BlogsTechnology and the Role of CFOs

August 31, 2016, by Ryan Miller

As technology rapidly morphs and expands, CFOs find that they must flex and grow right along with it—lest their businesses suffer irreparable damage.  And while most CFOs are painfully aware of this reality, most are not technologically savvy nor do they have the resources or time to acquire these skills.

In order to find success, CFOs must understand that—

  • Trends progress quickly, sometimes, it seems, overnight.
  • IT departments are slowly but surely branching out from behind their screens and into a support role for the entire organization. Think of them as a sort of “infrastructure” for the entire company; without IT, a company in today’s market has no support system.
  • Their success hinges on the ability to use and prioritize new technologies.

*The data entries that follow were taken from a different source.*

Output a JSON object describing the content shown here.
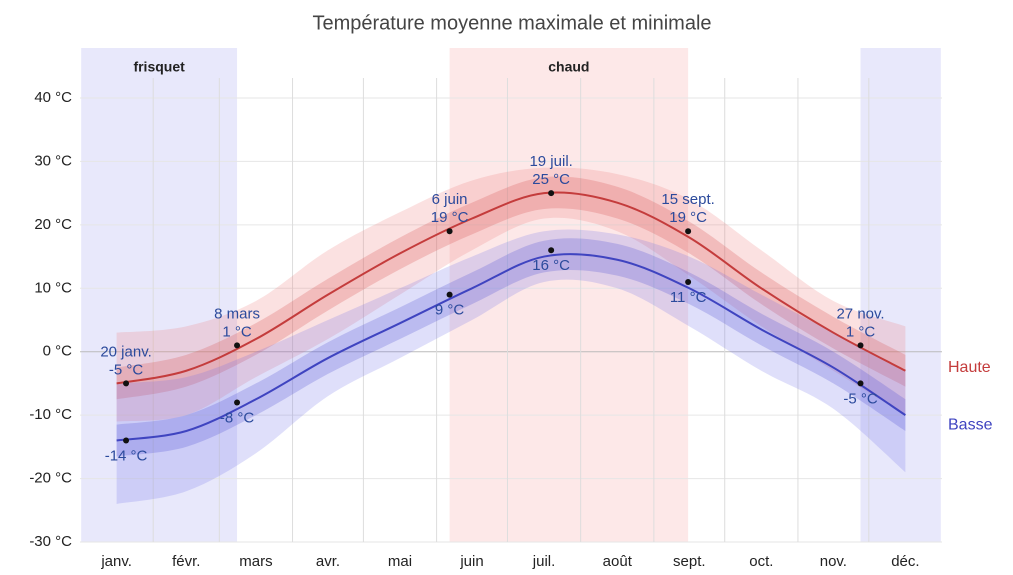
{
  "chart_data": {
    "type": "line",
    "title": "Température moyenne maximale et minimale",
    "categories": [
      "janv.",
      "févr.",
      "mars",
      "avr.",
      "mai",
      "juin",
      "juil.",
      "août",
      "sept.",
      "oct.",
      "nov.",
      "déc."
    ],
    "series": [
      {
        "name": "Haute",
        "color": "#c43c3c",
        "values": [
          -5,
          -3,
          2,
          9,
          15.5,
          21,
          25,
          23.5,
          18,
          10,
          3,
          -3
        ]
      },
      {
        "name": "Basse",
        "color": "#3f44c0",
        "values": [
          -14,
          -12.5,
          -7.5,
          -1,
          4.5,
          10,
          15,
          14.5,
          10,
          3.5,
          -2.5,
          -10
        ]
      }
    ],
    "bands": [
      {
        "color": "rgba(235,120,120,0.22)",
        "low": [
          -11,
          -10,
          -4,
          2,
          9,
          16,
          21,
          19,
          12,
          4,
          -3,
          -10
        ],
        "high": [
          3,
          4,
          8,
          16,
          22,
          27,
          29,
          28,
          24,
          16,
          8,
          4
        ]
      },
      {
        "color": "rgba(215,80,80,0.25)",
        "low": [
          -7.5,
          -5.5,
          -0.5,
          6.5,
          13,
          18.5,
          22.5,
          21,
          15.5,
          7.5,
          0.5,
          -5.5
        ],
        "high": [
          -2.5,
          -0.5,
          4.5,
          11.5,
          18,
          23.5,
          27.5,
          26,
          20.5,
          12.5,
          5.5,
          -0.5
        ]
      },
      {
        "color": "rgba(110,110,230,0.22)",
        "low": [
          -24,
          -22,
          -16,
          -7,
          -1,
          5,
          11,
          10,
          4,
          -3,
          -9,
          -19
        ],
        "high": [
          -5,
          -4,
          0,
          5,
          10,
          15,
          19,
          18.5,
          15,
          9,
          3,
          -3
        ]
      },
      {
        "color": "rgba(80,80,210,0.25)",
        "low": [
          -16.5,
          -15,
          -10,
          -3.5,
          2,
          7.5,
          12.5,
          12,
          7.5,
          1,
          -5,
          -12.5
        ],
        "high": [
          -11.5,
          -10,
          -5,
          1.5,
          7,
          12.5,
          17.5,
          17,
          12.5,
          6,
          0,
          -7.5
        ]
      }
    ],
    "annotations": [
      {
        "series": 0,
        "month": 0,
        "day": 20,
        "date": "20 janv.",
        "value": -5,
        "label": "-5 °C",
        "position": "above"
      },
      {
        "series": 1,
        "month": 0,
        "day": 20,
        "value": -14,
        "label": "-14 °C",
        "position": "below"
      },
      {
        "series": 0,
        "month": 2,
        "day": 8,
        "date": "8 mars",
        "value": 1,
        "label": "1 °C",
        "position": "above"
      },
      {
        "series": 1,
        "month": 2,
        "day": 8,
        "value": -8,
        "label": "-8 °C",
        "position": "below"
      },
      {
        "series": 0,
        "month": 5,
        "day": 6,
        "date": "6 juin",
        "value": 19,
        "label": "19 °C",
        "position": "above"
      },
      {
        "series": 1,
        "month": 5,
        "day": 6,
        "value": 9,
        "label": "9 °C",
        "position": "below"
      },
      {
        "series": 0,
        "month": 6,
        "day": 19,
        "date": "19 juil.",
        "value": 25,
        "label": "25 °C",
        "position": "above"
      },
      {
        "series": 1,
        "month": 6,
        "day": 19,
        "value": 16,
        "label": "16 °C",
        "position": "below"
      },
      {
        "series": 0,
        "month": 8,
        "day": 15,
        "date": "15 sept.",
        "value": 19,
        "label": "19 °C",
        "position": "above"
      },
      {
        "series": 1,
        "month": 8,
        "day": 15,
        "value": 11,
        "label": "11 °C",
        "position": "below"
      },
      {
        "series": 0,
        "month": 10,
        "day": 27,
        "date": "27 nov.",
        "value": 1,
        "label": "1 °C",
        "position": "above"
      },
      {
        "series": 1,
        "month": 10,
        "day": 27,
        "value": -5,
        "label": "-5 °C",
        "position": "below"
      }
    ],
    "seasons": [
      {
        "label": "frisquet",
        "color": "#e8e8fb",
        "ranges": [
          {
            "from": {
              "month": 0,
              "day": 1
            },
            "to": {
              "month": 2,
              "day": 8
            }
          },
          {
            "from": {
              "month": 10,
              "day": 27
            },
            "to": {
              "month": 11,
              "day": 31
            }
          }
        ]
      },
      {
        "label": "chaud",
        "color": "#fde8e8",
        "ranges": [
          {
            "from": {
              "month": 5,
              "day": 6
            },
            "to": {
              "month": 8,
              "day": 15
            }
          }
        ]
      }
    ],
    "ylim": [
      -30,
      40
    ],
    "yticks": [
      {
        "value": -30,
        "label": "-30 °C"
      },
      {
        "value": -20,
        "label": "-20 °C"
      },
      {
        "value": -10,
        "label": "-10 °C"
      },
      {
        "value": 0,
        "label": "0 °C"
      },
      {
        "value": 10,
        "label": "10 °C"
      },
      {
        "value": 20,
        "label": "20 °C"
      },
      {
        "value": 30,
        "label": "30 °C"
      },
      {
        "value": 40,
        "label": "40 °C"
      }
    ],
    "grid": true
  }
}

Though the thought of embracing technology might seem overwhelming given the scope of other tasks for which CFOs are responsible, a good question to keep in mind regarding technology is this: “If I could do X, what would the outcome look like?” Looking down the road at the possibilities that technology brings with it can help bridge the gap between now and later. Accepting these technologies now can solidify the structure of that bridge for later.

Once CFOs have obtained a good grasp on the scope of technology, many processes can be streamlined, saving manpower and money. For example:

  • The time spent gathering and inputting financial data will decrease, which eliminates clerical work. This leaves CFOs with extra time to analyze said data—and actually do something useful with it.
  • Roles that are purely transactional, such as accounts payable and accounts receivable, will be almost entirely automated. This will give employees time for analysis and thoughtful decision making, which often gets pushed aside in favor of transactional tasks.

As with anything new, challenges do exist with new technologies. CFOs must consider the following and weigh the risk and value such innovations might bring.

  • CFOs and their teams must retain active roles in the data management process. Understanding and overseeing the information that flows into an organization is critical. The finance department should be an active voice in this area to maintain requirements surrounding compliance issues.
  • As technology changes and grows, so do privacy and security risks. CFOs must understand these risks and demand that the data is responsibly managed.
  • When a new technology is being rolled out, CFOs must resist the urge to ensure that everything is perfect before the big reveal. The beauty of technology is that it can be tailored to fit specific needs, so if improvements are in order—and they likely will be—then they can be implemented.

As technology rapidly changes, so does the role of the CFO. Finance departments can no longer function independent of their respective IT departments. To find success in their field, CFOs must embrace these changes and allow room for continuous improvements.